Abstract
Two- and three-level designs in educational and psychological research can involve entire populations of Level-3 and possibly Level-2 units, such as schools and educational districts nested within a given state, or neighborhoods and counties in a state. Such a design is of increasing relevance in empirical research owing to the growing popularity of large-scale studies in these and cognate disciplines. The present note discusses a readily applicable procedure for point-and-interval estimation of the proportions of second- and third-level variances in such multilevel settings, which may also be employed in model choice considerations regarding ensuing analyses for response variables of interest. The method is developed within the framework of the latent variable modeling methodology, is readily utilized with widely used software, and is illustrated with an example.
Keywords
Multilevel modeling has witnessed an impressive growth in popularity across the educational and psychological sciences over the past several decades (e.g., Rabe-Hesketh & Skrondal, 2012). This may well be explained at least in part by the increasing number of studies in these and cognate disciplines that collect hierarchical data characterized by observations nested within higher order units (e.g., Hox et al., 2018). Two- and three-level models, which represent currently the most widely used classes of hierarchical models, account for the resulting lack of observation independence within clusters and offer a number of analytic benefits that cannot be matched by single-level modeling approaches (e.g., Goldstein, 2011). An important question that often arises in such multilevel designs deals with the extent to which variability between Level-2 and across Level-3 units is associated with observed variability at the lowest level of the data hierarchy, which usually consists of the units of analysis that one or more response variables are observed on (e.g., Raykov et al., 2016; see also Raykov, 2010).
Contemporary educational and psychological study designs make it often possible to collect data from all Level-3 and potentially all Level-2 units in multilevel settings, in particular those where not all Level 1 units are included but are instead sampled due to unmanageably large populations of studied subjects of interest (e.g., Carlson et al., 2020; Francis & Darity, 2021). For instance, studies of mathematics ability frequently obtain data from all educational districts in a state and possibly all schools within each district, while not all students are administered a given measure(s) due to time and related logistic constraints or because information for district-level decisions are needed within shorter timeframes than required for exhaustive study of the complete student body. Similarly, social surveys often aim to collect data from all neighborhoods in a county and possibly all counties in a state, whereas a census of its entire population is not feasible or applicable and likely to be prohibitive in terms of cost and time involved (see also the “Conclusion” section; e.g., Menold & Zuell, 2016). Under those circumstances, the question about proportion of second- and/or third-level variances in Level-1 outcome variability receives particular importance. The reason is that it becomes then possible to precisely evaluate higher order variance, since the entire pertinent population of units at those levels is observed. This opportunity is of special interest to empirical scholars as it can also improve model choice in studies with hierarchical data.

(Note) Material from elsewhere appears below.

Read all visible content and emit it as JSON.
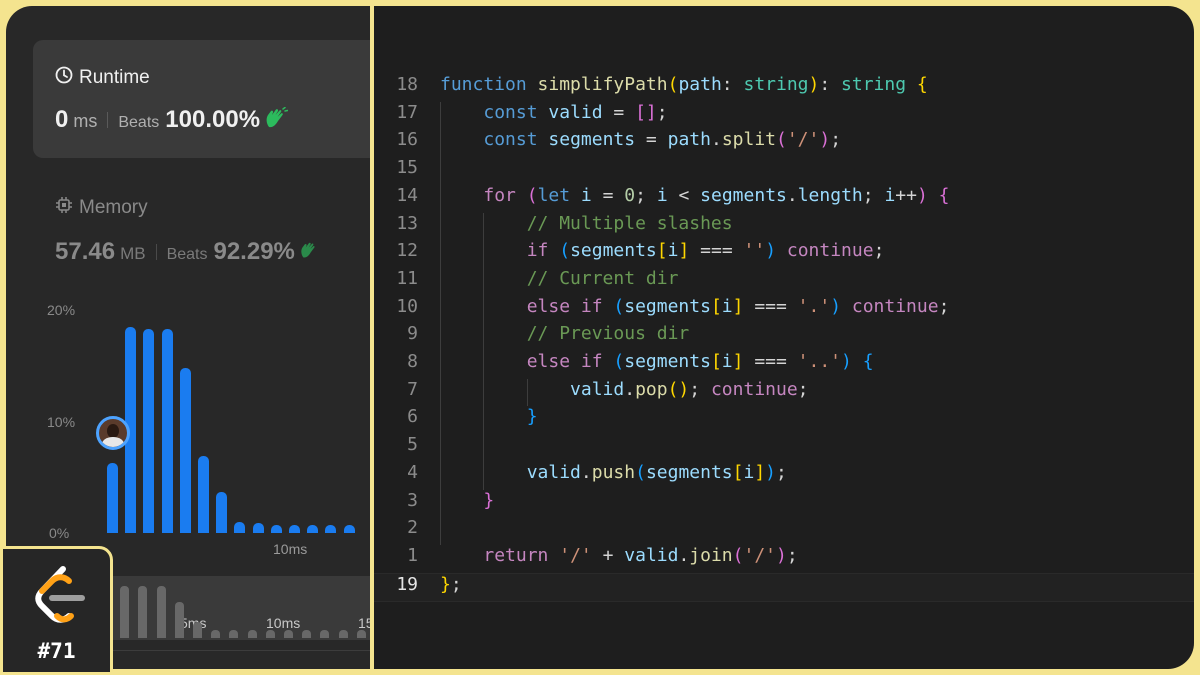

The present note addresses these variance proportion queries by discussing a latent variable modeling–based procedure for evaluation of third- and second-level percentage observed variances in three-level designs characterized by exhaustive observation of Level-3 and possibly Level-2 units and sampling at Level 1. The aim of the remaining discussion is to extend thereby the earlier work by Raykov (2010) and Raykov et al. (2016), which focused on designs with sampling at all three levels, to settings where population data are available (a) at both Level 2 and Level 3 or (b) only at Level 3. The resulting point and interval estimates supply important information about the extent to which second-level and third-level variability across all pertinent population units contribute to the variance of examined measures in the Level-1 population under investigation, such as students, respondents, patients, or clients. The outlined procedure is illustrated using an example.
Background and Notation
The following discussion is based on a generic three-level setting, for example, students nested within schools that in turn are clustered within educational districts, or respondents nested within neighborhoods clustered within counties (cf. Raykov, 2010; Raykov et al., 2016). Suppose yijk denotes the score on an outcome variable, say for a certain ability test, of the ith Level-1 unit (e.g., student) in the jth Level-2 unit (school) from the kth Level-3 unit (educational district; i = 1, . . ., njk; j = 1, . . ., Jk, k = 1, . . ., K; njk, Jk, K > 1). The (fully) unconditional three-level model, by analogy to the popular (fully) unconditional two-level model (e.g., Goldstein, 2011), represents the decomposition of the response score into a grand mean and corresponding first-, second- and third-level mean deviations. This model is defined as follows:
and
In Equations (1) through (3), eijk denotes the discrepancy between the outcome measure yijk from its mean π0jk in its (j, k)th Level-2 unit; r0jk is the deviation of this mean from that of the kth Level-3 unit, β00k; and u00k stands for the discrepancy between the latter and the grand mean γ000 on the dependent variable of interest. As usual, we assume that the mean deviations eijk, r0jk, and u00k are uncorrelated with each other as well as normally distributed with mean 0 and corresponding variances σ 2 , τπ, and τβ (e.g., Rabe-Hesketh & Skrondal, 2012). 1 The associated three-level mixed model results then by substitution as
i = 1, . . ., njk; j = 1, . . ., Jk; k = 1, . . ., K, where γ000 is its fixed effect and the remaining terms in its right-hand side (RHS) are the respective Level-3, Level-2, and Level-1 random effects (from left to right).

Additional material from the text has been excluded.